Look at an overview of the data using the `describe()` method of Pandas.

Convert all of the data in the dataframe to type `float`, pull out the X (feature) and y (label) data, and put X and y into Numpy arrays.

Define a function that will MinMax Normalise training and test feature data passed into it.

Define a function that will build a sequential neural network, given a number of features, a number of hidden layers (with a default of 5), a number of neurons per hidden layer (with a default of 64), a dropout rate (with a default of 0), and a learning rate (with a default of 0.003).  The function should also create a single neuron output layer with a Sigmoid activation function, use an Adam optimiser, and a Binary Crossentropy loss function, with accuracy as the performance metric.

Split your data into training and test sets.  Decide on an appropriate test data size.  Then scale the feature data using MinMax Normalisation.

Write a function to calculate accuracy of the model on both training and test sets.

Write a function to plot training and test set accuracy over time during model fitting.

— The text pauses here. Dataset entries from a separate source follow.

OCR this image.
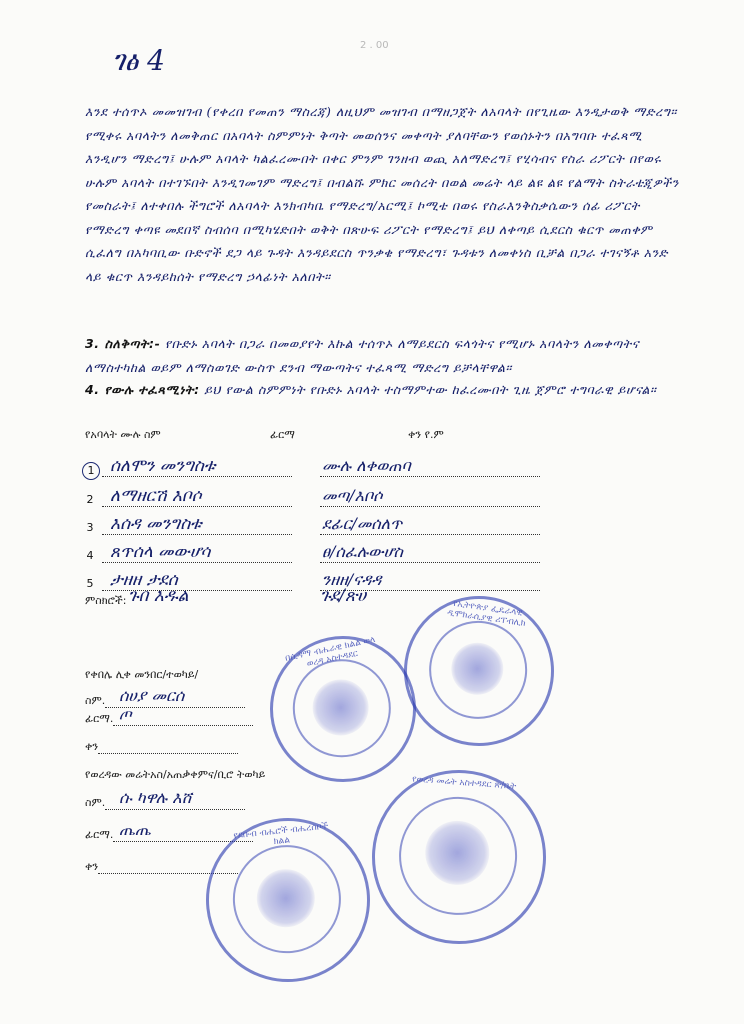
2 . 00
ገፅ 4
እንደ ተሰጥኦ መመዝገብ (የቀረበ የመጠን ማስረጃ) ለዚህም መዝገብ በማዘጋጀት ለአባላት በየጊዜው እንዲታወቅ ማድረግ። የሚቀሩ አባላትን ለመቅጠር በአባላት ስምምነት ቅጣት መወሰንና መቀጣት ያለባቸውን የወሰኑትን በአግባቡ ተፈጻሚ እንዲሆን ማድረግ፤ ሁሉም አባላት ካልፈረሙበት በቀር ምንም ገንዘብ ወጪ አለማድረግ፤ የሂሳብና የስራ ሪፖርት በየወሩ ሁሉም አባላት በተገኙበት እንዲገመገም ማድረግ፤ በብልሹ ምክር መሰረት በወል መሬት ላይ ልዩ ልዩ የልማት ስትራቴጂዎችን የመስራት፤ ለተቀበሉ ችግሮች ለአባላት እንክብካቤ የማድረግ/አርሚ፤ ኮሚቴ በወሩ የስራእንቅስቃሴውን ሰፊ ሪፖርት የማድረግ ቀጣዩ መደበኛ ስብሰባ በሚካሄድበት ወቅት በጽሁፍ ሪፖርት የማድረግ፤ ይህ ለቀጣይ ሲደርስ ቁርጥ መጠቀም ሲፈለግ በአካባቢው ቡድኖች ደጋ ላይ ጉዳት እንዳይደርስ ጥንቃቄ የማድረግ፣ ጉዳቱን ለመቀነስ ቢቻል በጋራ ተገናኝቶ አንድ ላይ ቁርጥ እንዳይከሰት የማድረግ ኃላፊነት አለበት።
3. ስለቅጣት:- የቡድኑ አባላት በጋራ በመወያየት እኩል ተሰጥኦ ለማይደርስ ፍላጎትና የሚሆኑ አባላትን ለመቀጣትና ለማስተካከል ወይም ለማስወገድ ውስጥ ደንብ ማውጣትና ተፈጻሚ ማድረግ ይቻላቸዋል።
4. የውሉ ተፈጻሚነት: ይህ የውል ስምምነት የቡድኑ አባላት ተስማምተው ከፈረሙበት ጊዜ ጀምሮ ተግባራዊ ይሆናል።
የአባላት ሙሉ ስም	ፊርማ	ቀን የ.ም
1 ሰለሞን መንግስቱ	ሙሉ ለቀወጠባ
2 ለማዘርሽ እቦሶ	መጣ/እቦሶ
3 እሰዳ መንግስቱ	ደፊር/መሰለጥ
4 ጸጥሰላ መውሆሳ	ፀ/ሰፈሉውሆስ
5 ታዘዘ ታደሰ	ንዘዘ/ናዳዳ
ምስክሮች: ጉበ እዱል	ጉደ/ጽሀ
የቀበሌ ሊቀ መንበር/ተወካይ/
ስም. ሰሀያ መርሰ
ፊርማ. ጦ
ቀን
የወረዳው መሬትአስ/አጠቃቀምና/ቢሮ ትወካይ
ስም. ሱ ካዋሉ እሸ
ፊርማ. ጤጤ
ቀን
በሲዳማ ብሔራዊ ክልል ወላ ወረዳ አስተዳደር
የኢትዮጵያ ፌዴራላዊ ዲሞክራሲያዊ ሪፐብሊክ
የደቡብ ብሔሮች ብሔረሰቦች ክልል
የወረዳ መሬት አስተዳደር ጽ/ቤት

Create a neural network with a number of hidden layers, neurons, dropout rate and learning rate of your choosing.  Run the model for a number of epochs and with a batch size of your choosing (be careful about using large batch sizes unless you've got a CUDA-enabled GPU and TensorFlow is set up to use it).

Calculate training and test set accuracy of your model.

Plot training and test set accuracy over time during fitting.

Save this baseline version of your model, so you can access it again later if you need it.

Now try different things in your model to improve test accuracy.  You might consider :
- Reducing overfitting if overfitting is a problem.
- Changing the number of hidden layers
- Changing the number of hidden neurons
- Changing batch size
- Changing dropout rate
- Changing the learning rate
- Changing the train / test split
- Trying stratified k-fold validation
- Dropping features

or more!

Tip : keep your analysis above as your base case.  Then below, just use the functions you've built to rebuild and retrain models with different parameters (or run altered versions of other cells below).  Don't forget, you need to build and train again before you get new outputs.

Add comments to your code to explain what you've changed, and change things a bit at a time (don't change everything all at once!)